Kawana, who sounded the warning while publicly announcing the outcome of the 2018 fishing rights application process, also waxed lyrical about his ministry’s efforts to transform the sector, which has been plagued by a corruption scandal implicating former Cabinet ministers Bernhard Esau and Sacky Shanghala as well as business people. 

“We will leave no stone unturned and will make sure that a strict mechanism will be put in place to monitor the process in order to ensure that such charities, especially those which involve children, people with disability and marginalised communities, benefit from the resources of our country,” Kawana warned.  He said those days when the weak members of the society were used to their disadvantage are long gone.  Of the 5 176 applications submitted, 862 applicants were disqualified, while 85 existing players in the industry had their rights renewed. A total of 213 new applicants were successful, translating to 298 successful applicants.  

Khomas region tops the list of beneficiaries with 11% followed by Erongo with 9.9%, Omusati (5.9%), Otjozondjupa (5.8%), Oshikoto (5.5%), Ohangwena (5.1%), Hardap (4.4%), //Kharas (4.4%), Kunene (3.6%), Oshana (3.2%), Omaheke (1.4%), Zambezi (1.3%), Kavango East (0.6%) and Kavango West with 0.4%. 

Making the announcement, Kawana said he was pained due to the fact that some applicants, including those who met the set criteria, did not make it, saying that it was never his intention to deny fellow Namibians bread on their table. “The limitation of resources was a major constraint. The size of the cake is far too small compared to the number of applications,” he said. 

Additionally, Kawana said, his ministry is determined to consult extensively in all corners of the country in order for government to come up with a comprehensive review of the fisheries sector, with a view to benefit ordinary Namibians. “All communities must feel that they are part and parcel of the Namibian house. 

Although it is impossible to accommodate every applicant, I believe that there is room for more Namibians to indirectly benefit from this national resource by ensuring that fishing companies locally source all their goods and services which are available in Namibia,” said Kawana. 

“As we strive to achieve Namibianisation of the fisheries sector, I appeal for national unity so that we are not derailed from our path. Given what has been achieved so far, I believe that we can achieve our goal in the shortest possible time. Kawana, who took over from Esau in November 2019 and was reaffirmed in that position by President Hage Geingob last year, also said women, war veterans, marginalised and the youth were now enjoying a stake in the fishing sector.

 “Our women, veterans, marginalised communities, citizens with disability, workers, peasants, traditional authorities, students and our religious organisations all have a stake in the sector,” Kawana said. 

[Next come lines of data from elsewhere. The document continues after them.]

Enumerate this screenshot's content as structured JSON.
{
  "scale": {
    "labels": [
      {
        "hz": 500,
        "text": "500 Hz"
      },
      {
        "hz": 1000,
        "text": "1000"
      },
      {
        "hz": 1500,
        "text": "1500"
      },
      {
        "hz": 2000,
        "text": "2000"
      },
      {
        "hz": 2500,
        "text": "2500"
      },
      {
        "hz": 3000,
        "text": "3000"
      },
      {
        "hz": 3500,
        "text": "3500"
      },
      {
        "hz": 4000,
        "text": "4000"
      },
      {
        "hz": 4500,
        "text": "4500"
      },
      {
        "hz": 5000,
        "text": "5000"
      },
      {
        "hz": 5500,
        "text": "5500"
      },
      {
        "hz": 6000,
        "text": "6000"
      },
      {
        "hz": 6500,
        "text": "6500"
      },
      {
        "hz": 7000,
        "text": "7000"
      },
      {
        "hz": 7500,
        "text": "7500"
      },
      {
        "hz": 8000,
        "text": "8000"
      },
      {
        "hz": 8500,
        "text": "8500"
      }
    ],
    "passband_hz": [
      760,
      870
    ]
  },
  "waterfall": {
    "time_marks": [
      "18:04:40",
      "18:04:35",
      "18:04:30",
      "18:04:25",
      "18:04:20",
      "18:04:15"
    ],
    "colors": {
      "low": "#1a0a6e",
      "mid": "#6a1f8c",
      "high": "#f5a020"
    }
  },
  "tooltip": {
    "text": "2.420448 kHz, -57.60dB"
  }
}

He said the next exercise is to ensure that there is equitable distribution of resources among the Namibian people so that the marine resources are not dominated by few individuals. This, he said, will require extensive stakeholder consultations so that whatever changes, are made, must involve input from the Namibian nation. 

“There will be extensive regional consultation. Time has come to take the war against poverty to a new frontier. Those who are most affected by poverty should have a bigger voice in this war,” he said. Kawana also used the opportunity to apologise to the nation for the delay in the processing and finalisation of the fishing rights applications. 

“The delay was caused by factors beyond my control,” Kawana said, adding that the outbreak of the Covid-19 pandemic, Presidential, National Assembly elections and the December and January holidays also contributed to the delay in dealing with the applications.